While one naturally laughs when reading the rules imposed on teachers a century and more ago, perhaps we should think about the rules being imposed on teachers today, and how they might look to a reader 100 years from now:

  • Each teacher will bring school supplies, purchased with his or her own funds, to furnish students too poor to afford their own.
  • Each teacher will supply snacks in his or her classroom, purchased with his or her own funds, for students who are too impoverished to receive adequate sustenance at home.
  • While teachers are allowed to socialize during their off hours, they should be careful to do so far from their home district (50 miles away is a good recommendation), and to refrain from drinking alcohol or participating in any activity to which a parent could object, including smoking cigarettes, wearing of a bathing suit, going to adult-themed parties such as bachelor or bachelorette parties, or overtly flirting with another person.
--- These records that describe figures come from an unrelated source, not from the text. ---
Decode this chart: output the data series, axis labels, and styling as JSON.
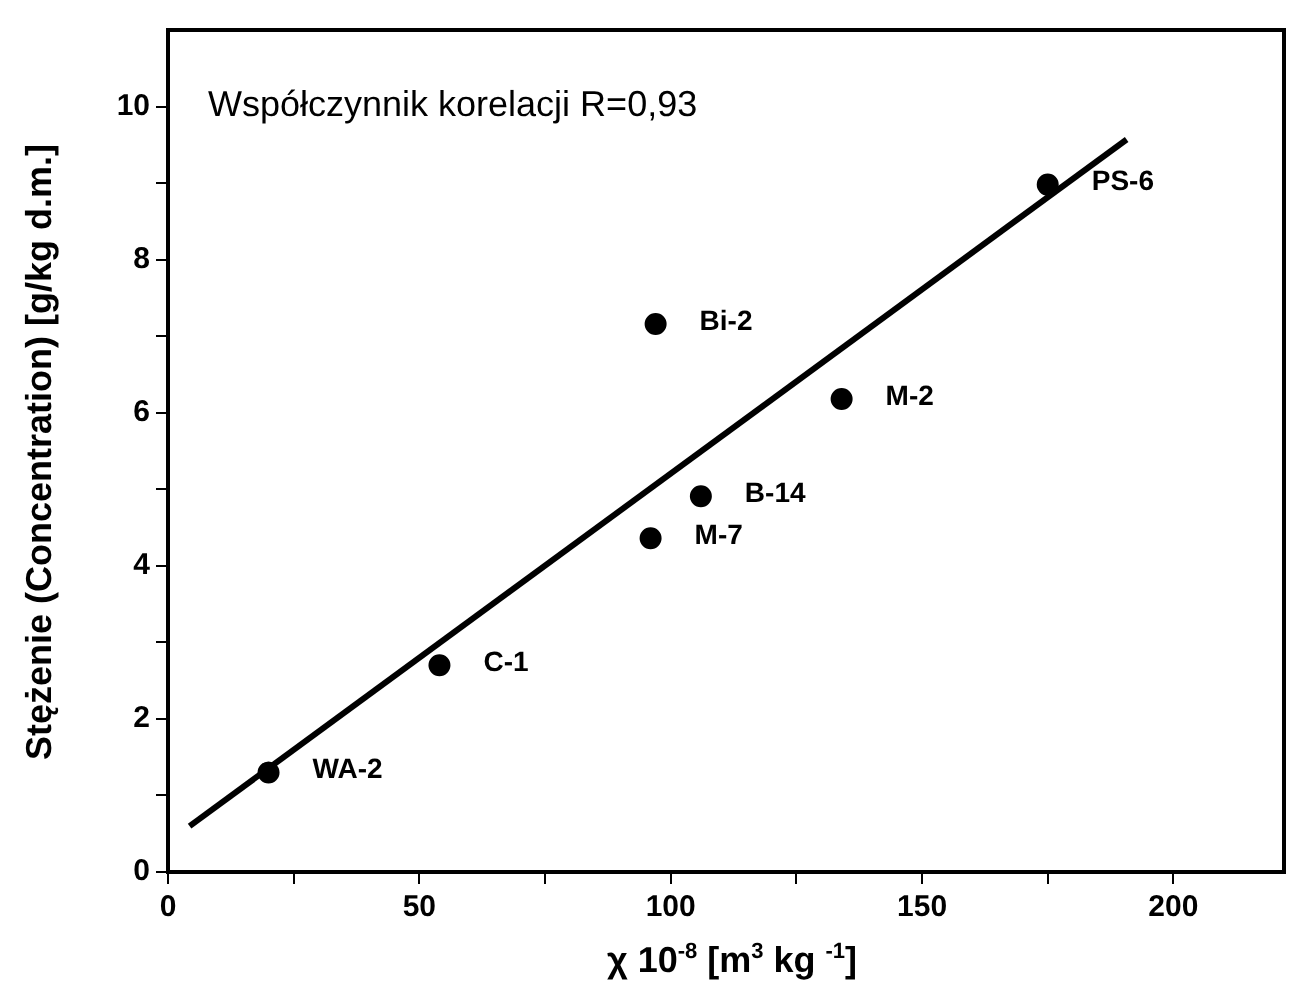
{
  "chart_data": {
    "type": "scatter",
    "xlabel": "χ 10$^{-8}$  [m$^{3}$ kg $^{-1}$]",
    "ylabel": "Stężenie (Concentration) [g/kg d.m.]",
    "xlim": [
      0,
      222
    ],
    "ylim": [
      0,
      11
    ],
    "xticks": [
      0,
      {
        "value": 25,
        "label": null
      },
      50,
      {
        "value": 75,
        "label": null
      },
      100,
      {
        "value": 125,
        "label": null
      },
      150,
      {
        "value": 175,
        "label": null
      },
      200
    ],
    "yticks": [
      0,
      {
        "value": 1,
        "label": null
      },
      2,
      {
        "value": 3,
        "label": null
      },
      4,
      {
        "value": 5,
        "label": null
      },
      6,
      {
        "value": 7,
        "label": null
      },
      8,
      {
        "value": 9,
        "label": null
      },
      10
    ],
    "series": [
      {
        "color": "#000000",
        "marker": "circle",
        "x": [
          20,
          54,
          96,
          106,
          134,
          97,
          175
        ],
        "values": [
          1.3,
          2.7,
          4.36,
          4.91,
          6.18,
          7.16,
          8.98
        ]
      },
      {
        "type": "line",
        "color": "#000000",
        "line_style": "solid",
        "marker": "none",
        "x": [
          4.3,
          190.7
        ],
        "values": [
          0.6,
          9.57
        ]
      }
    ],
    "annotations": [
      "Współczynnik korelacji R=0,93",
      {
        "text": "WA-2",
        "x": 20,
        "y": 1.3
      },
      {
        "text": "C-1",
        "x": 54,
        "y": 2.7
      },
      {
        "text": "M-7",
        "x": 96,
        "y": 4.36
      },
      {
        "text": "B-14",
        "x": 106,
        "y": 4.91
      },
      {
        "text": "M-2",
        "x": 134,
        "y": 6.18
      },
      {
        "text": "Bi-2",
        "x": 97,
        "y": 7.16
      },
      {
        "text": "PS-6",
        "x": 175,
        "y": 8.98
      }
    ],
    "grid": false,
    "legend": false
  }
}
Also, do not purchase alcohol in a store, as a parent may be present, or a student with a camera phone, who could take a picture of you and distribute such evidence to friends.
  • Under no circumstances should you allow anyone to take a photograph of you at any public gathering in which alcohol is present or other adult activities are taking place.
  • Teachers shall not share political or religious views in any public setting, or participate in such, even if it is done on their own time. Even if you use a fabricated name or do so anonymously, you will be held responsible if anyone discovers and reveals your real identity.
  • Do not have a social networking page, even if you do so privately and do not accept or invite students or parents as friends. Do not have a page with your own identity, even if it is the only way for friends and family members to find you, as anything you share, no matter how seemingly innocent, can and will be held against you.
  • The teacher who performs his or her labor faithfully for three years will be given tenure, which actually does not mean anything anymore, and your wages will be frozen to help the economy. Furthermore, your retirement benefits will be slowly chipped away at until there are none, so you should expect to lay aside a goodly sum from your earnings for your benefit during your declining years so that you do not become a burden on society.

Teachers cannot hope to have their rights, nor their wages and benefits, protected by either of the two major political parties, nor by the corrupt unions, which claim to represent them. Rather, they should fight to build a political movement of the entire working class for socialism in order to restore dignity and democratic rights, and a decent living wage and benefits, to all educators.